Tuesday’s findings, from a preliminary analysis of a large-scale clinical trial published in the British medical journal the Lancet, demonstrated that the two-shot vaccine was 91.6% effective in preventing symptomatic Covid-19 and offered complete protection against severe cases. There were no serious side effects, the paper said. The vaccine was also found to be similarly safe and effective in elderly people.
The endorsement of Sputnik V presents a significant victory for Russian President Vladimir Putin in the global vaccination race, providing a vote of confidence in the capability of Russian science and medicine and helping to deflect some of the criticism Moscow encountered for its fast-tracked development of the vaccine and lack of published trial data.

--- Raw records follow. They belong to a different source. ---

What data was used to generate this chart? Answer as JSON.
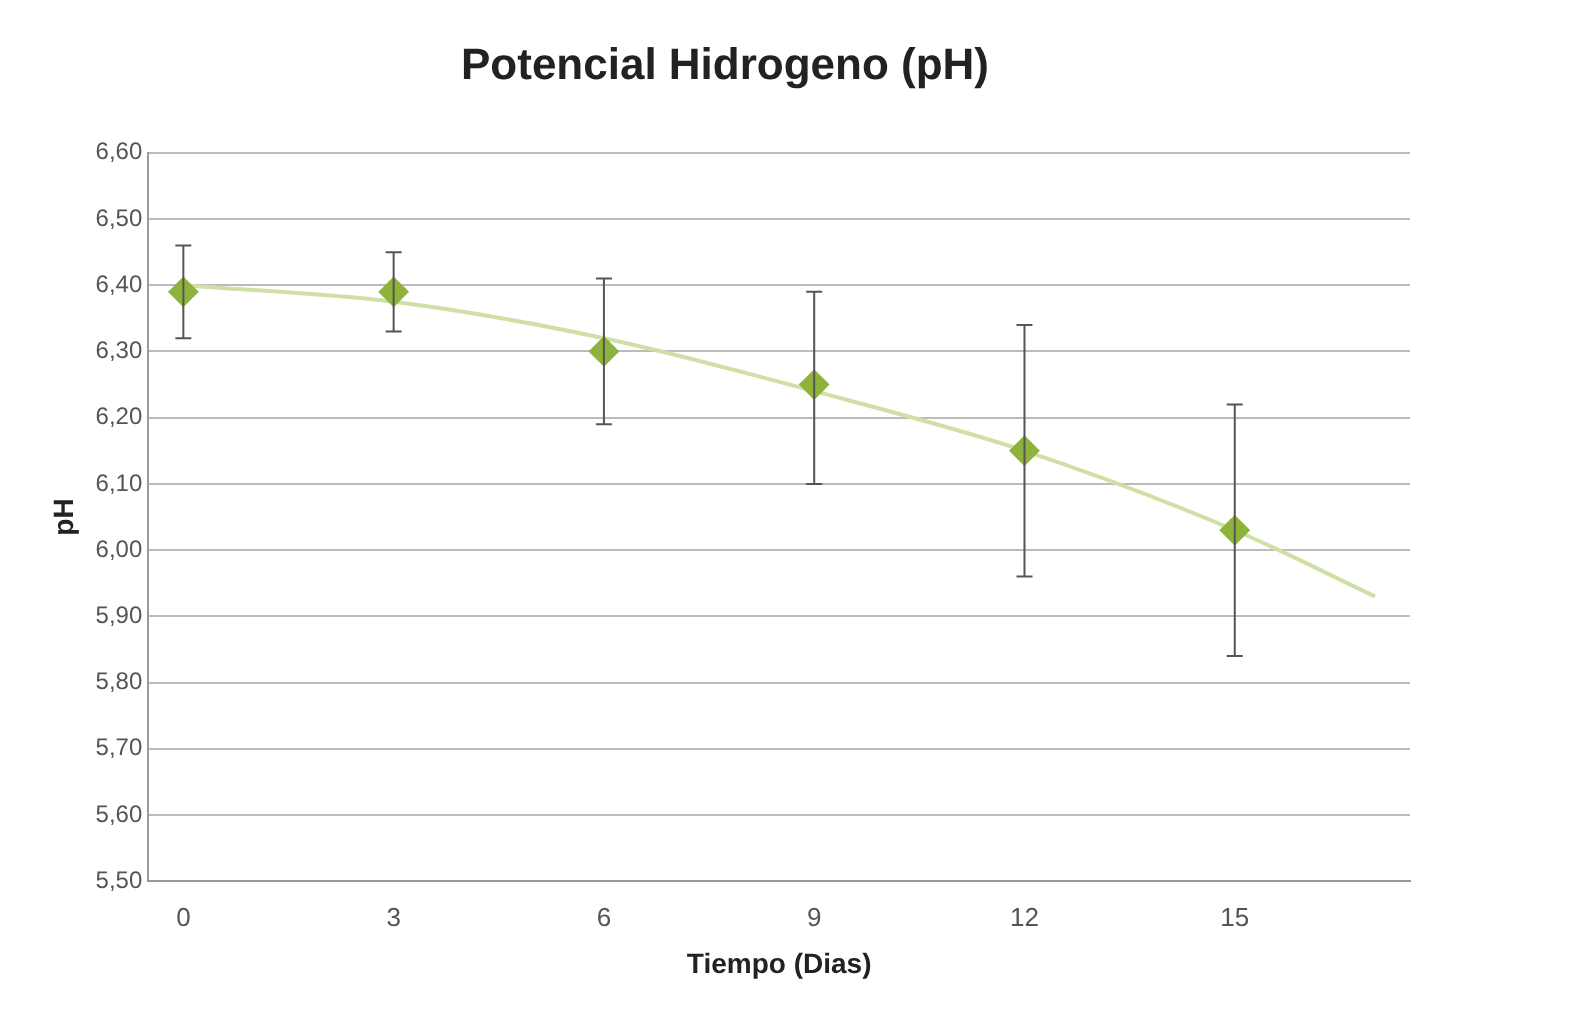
{
  "chart_data": {
    "type": "scatter",
    "title": "Potencial Hidrogeno (pH)",
    "xlabel": "Tiempo (Dias)",
    "ylabel": "pH",
    "xlim": [
      -0.5,
      17.5
    ],
    "xticks": [
      0,
      3,
      6,
      9,
      12,
      15
    ],
    "ylim": [
      5.5,
      6.6
    ],
    "yticks": [
      {
        "value": 5.5,
        "label": "5,50"
      },
      {
        "value": 5.6,
        "label": "5,60"
      },
      {
        "value": 5.7,
        "label": "5,70"
      },
      {
        "value": 5.8,
        "label": "5,80"
      },
      {
        "value": 5.9,
        "label": "5,90"
      },
      {
        "value": 6.0,
        "label": "6,00"
      },
      {
        "value": 6.1,
        "label": "6,10"
      },
      {
        "value": 6.2,
        "label": "6,20"
      },
      {
        "value": 6.3,
        "label": "6,30"
      },
      {
        "value": 6.4,
        "label": "6,40"
      },
      {
        "value": 6.5,
        "label": "6,50"
      },
      {
        "value": 6.6,
        "label": "6,60"
      }
    ],
    "grid": "y",
    "legend": false,
    "marker": "diamond",
    "series": [
      {
        "type": "scatter",
        "color": "#8db33a",
        "x": [
          0,
          3,
          6,
          9,
          12,
          15
        ],
        "values": [
          6.39,
          6.39,
          6.3,
          6.25,
          6.15,
          6.03
        ],
        "errors": [
          [
            6.32,
            6.46
          ],
          [
            6.33,
            6.45
          ],
          [
            6.19,
            6.41
          ],
          [
            6.1,
            6.39
          ],
          [
            5.96,
            6.34
          ],
          [
            5.84,
            6.22
          ]
        ]
      },
      {
        "type": "line",
        "color": "#cfe0a6",
        "marker": "none",
        "x": [
          0,
          3,
          6,
          9,
          12,
          15,
          17
        ],
        "values": [
          6.4,
          6.375,
          6.32,
          6.24,
          6.15,
          6.03,
          5.93
        ]
      }
    ]
  }
}
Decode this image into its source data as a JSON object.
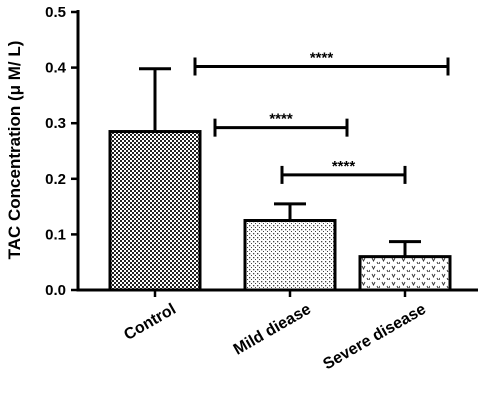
{
  "chart_data": {
    "type": "bar",
    "title": "",
    "xlabel": "",
    "ylabel": "TAC Concentration (μ M/ L)",
    "ylim": [
      0,
      0.5
    ],
    "yticks": [
      "0.0",
      "0.1",
      "0.2",
      "0.3",
      "0.4",
      "0.5"
    ],
    "categories": [
      "Control",
      "Mild diease",
      "Severe disease"
    ],
    "values": [
      0.285,
      0.125,
      0.06
    ],
    "error_upper": [
      0.398,
      0.155,
      0.087
    ],
    "patterns": [
      "checkerboard",
      "fine-dots",
      "v-marks"
    ],
    "significance": [
      {
        "from": 0,
        "to": 2,
        "label": "****",
        "y": 0.402
      },
      {
        "from": 0,
        "to": 1,
        "label": "****",
        "y": 0.292
      },
      {
        "from": 1,
        "to": 2,
        "label": "****",
        "y": 0.207
      }
    ]
  }
}
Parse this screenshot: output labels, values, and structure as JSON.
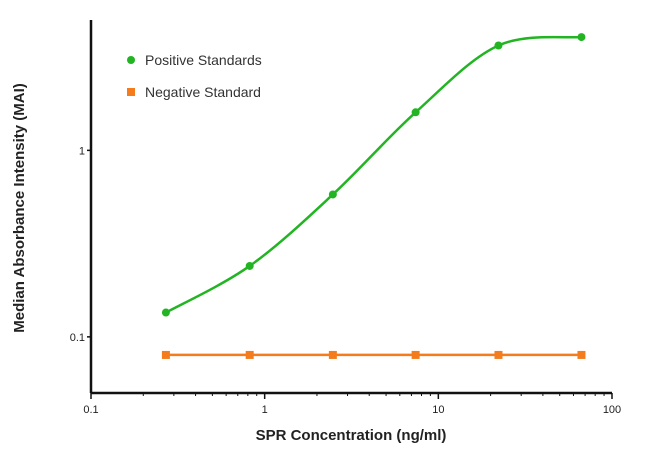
{
  "chart_data": {
    "type": "line",
    "title": "",
    "xlabel": "SPR Concentration (ng/ml)",
    "ylabel": "Median Absorbance Intensity (MAI)",
    "xscale": "log",
    "yscale": "log",
    "xlim": [
      0.1,
      100
    ],
    "ylim": [
      0.05,
      5
    ],
    "xticks": [
      {
        "v": 0.1,
        "label": "0.1"
      },
      {
        "v": 1,
        "label": "1"
      },
      {
        "v": 10,
        "label": "10"
      },
      {
        "v": 100,
        "label": "100"
      }
    ],
    "yticks": [
      {
        "v": 0.1,
        "label": "0.1"
      },
      {
        "v": 1,
        "label": "1"
      }
    ],
    "grid": false,
    "legend": "top-left",
    "series": [
      {
        "name": "Positive Standards",
        "color": "#22b422",
        "marker": "circle",
        "smooth": true,
        "x": [
          0.27,
          0.82,
          2.47,
          7.4,
          22.2,
          66.7
        ],
        "y": [
          0.135,
          0.24,
          0.58,
          1.6,
          3.65,
          4.05
        ]
      },
      {
        "name": "Negative Standard",
        "color": "#f47c1c",
        "marker": "square",
        "smooth": false,
        "x": [
          0.27,
          0.82,
          2.47,
          7.4,
          22.2,
          66.7
        ],
        "y": [
          0.08,
          0.08,
          0.08,
          0.08,
          0.08,
          0.08
        ]
      }
    ]
  }
}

The Russian shot’s efficacy rate is almost equal to vaccines developed by Moderna Inc. and Pfizer Inc. and its German partner BioNTech SE , which are around 95% effective, and outshines the vaccine produced by the British-Swedish multinational pharmaceutical company AstraZeneca PLC, which has published efficacy rates at between 62% to 90% in late clinical trials, with most trial results in the lower end of that range.
Russia—the world’s fourth worst-hit country with nearly four million cases—has banked on Sputnik V to avoid new costly lockdowns as its economy reels from plummeting prices for its oil, a critical industry for the country. Authorities here plan to vaccinate 60% of the domestic population by the end of the year.